Announcing the plan to tackle the issue, he said: "We have an old-fashioned department which is not sized for the current volume of care that it has in terms of blue lights arriving as they are, and secondly in terms of volume of patients.
"We need more space for the sickest patients. We have got small areas. In our resuscitation area, which is mostly acutely ill patients, there are only a small number of bays.
"Our 'majors' [highest need patients] area, again we don't have as many cubicles as we should for the size we have.
"So we are just in the process of putting together a business case, broadly in the region of £10 million to £15 million, to put to NHS London in the next few weeks for a new A&E department."
Mr Goulston told how the hospital's A&E struggled to deal with one incident in recent weeks when about 20 ambulances turned up in one hour.
Arrivals are up ten per cent with admissions up by the same amount on last year. "There has to be capacity in the department. That level of surge has never happened before and that is what we need to tackle," said Mr Goulston.
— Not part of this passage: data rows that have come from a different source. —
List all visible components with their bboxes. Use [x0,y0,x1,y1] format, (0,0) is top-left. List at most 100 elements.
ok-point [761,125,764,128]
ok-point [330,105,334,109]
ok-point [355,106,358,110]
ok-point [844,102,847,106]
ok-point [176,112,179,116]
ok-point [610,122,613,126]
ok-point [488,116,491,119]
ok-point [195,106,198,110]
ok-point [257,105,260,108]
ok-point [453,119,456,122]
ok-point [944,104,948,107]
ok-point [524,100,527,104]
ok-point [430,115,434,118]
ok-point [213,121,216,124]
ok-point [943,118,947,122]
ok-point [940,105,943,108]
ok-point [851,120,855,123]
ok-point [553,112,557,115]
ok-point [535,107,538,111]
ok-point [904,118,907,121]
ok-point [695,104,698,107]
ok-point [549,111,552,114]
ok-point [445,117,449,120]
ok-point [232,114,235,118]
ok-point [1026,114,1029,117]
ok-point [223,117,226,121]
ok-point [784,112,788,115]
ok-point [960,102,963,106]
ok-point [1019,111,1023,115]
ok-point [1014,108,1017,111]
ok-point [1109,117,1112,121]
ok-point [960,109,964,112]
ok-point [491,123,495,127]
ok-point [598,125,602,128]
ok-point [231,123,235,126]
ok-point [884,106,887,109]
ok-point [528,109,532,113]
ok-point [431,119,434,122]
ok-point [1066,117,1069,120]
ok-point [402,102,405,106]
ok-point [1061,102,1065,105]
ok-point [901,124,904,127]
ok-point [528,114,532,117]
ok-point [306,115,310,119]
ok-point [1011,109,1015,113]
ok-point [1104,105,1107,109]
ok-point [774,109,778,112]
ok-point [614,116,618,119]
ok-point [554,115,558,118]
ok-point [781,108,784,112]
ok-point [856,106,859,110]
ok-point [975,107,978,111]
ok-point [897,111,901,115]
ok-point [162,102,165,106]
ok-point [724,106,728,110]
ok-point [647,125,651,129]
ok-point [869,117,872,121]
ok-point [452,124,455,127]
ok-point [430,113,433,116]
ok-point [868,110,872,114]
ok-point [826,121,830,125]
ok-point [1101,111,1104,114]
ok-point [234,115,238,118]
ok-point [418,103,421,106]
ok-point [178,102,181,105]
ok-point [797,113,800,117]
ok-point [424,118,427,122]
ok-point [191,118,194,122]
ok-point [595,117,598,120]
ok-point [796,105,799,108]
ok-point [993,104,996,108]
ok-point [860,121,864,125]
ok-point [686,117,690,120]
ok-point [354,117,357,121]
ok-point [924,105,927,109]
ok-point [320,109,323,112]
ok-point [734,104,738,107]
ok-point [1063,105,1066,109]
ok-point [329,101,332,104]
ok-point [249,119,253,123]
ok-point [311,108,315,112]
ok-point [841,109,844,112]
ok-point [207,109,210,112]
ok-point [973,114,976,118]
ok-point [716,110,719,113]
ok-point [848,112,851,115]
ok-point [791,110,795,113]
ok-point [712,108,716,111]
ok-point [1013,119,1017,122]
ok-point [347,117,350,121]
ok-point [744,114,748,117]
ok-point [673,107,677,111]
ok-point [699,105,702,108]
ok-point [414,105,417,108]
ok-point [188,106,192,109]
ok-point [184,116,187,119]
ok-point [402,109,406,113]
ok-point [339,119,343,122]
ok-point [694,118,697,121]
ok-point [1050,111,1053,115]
Croydon University Hospital's A&E was built for seeing 70,000 patients a year, but is currently attempting to treat at least 100,000. A brand new department would aim to double capacity to at least 140,000, with new machinery and a state-of-the-art layout.
Kathryn Channing, the department's head of service, said options on the table ranged from building an extension to the current A&E, to stripping it out entirely, to building a brand new facility and knocking the current A&E down, replacing it with a car park. Building work could begin as early as November.
Ms Channing said: "We don't have the space to see the patients. That's the biggest challenge we face, lack of space.
"A new department is top of my wish list. It would solve a lot of problems. There is great potential here. We have a great population and to be able to have a new, state-of-the-art building would be brilliant. We need a building that is open plan."
The current internal structure means patients are often lined up on beds along corridors and in public spaces.
Last week, the Advertiser revealed that a £2.53 million IT system is set to go live in A&E as well as other departments in a bid to save time and make tracking patients through their care easier.
Mr Goulston was controversially made the permanent chief executive this week, despite receiving a vote of no confidence from non-executive members of the hospital's board. However, Mr Goulston denied a vote of no confidence was passed in him.
He added: "You can see that our board has not worked as well as it should have. We have a governance review. It will be out in a couple of weeks. You'll see the findings, conclusions and recommendations from that. Let's wait until two weeks' time."
Speaking of landing the post, he said: "I'm delighted to be appointed. I think there's a great opportunity here for the Croydon healthcare system to play its part in improving the health and wellbeing of the population of Croydon.
"To date we have not been able to play as proactive role as we should do and I think we need to make sure Croydon Health Services is a key player."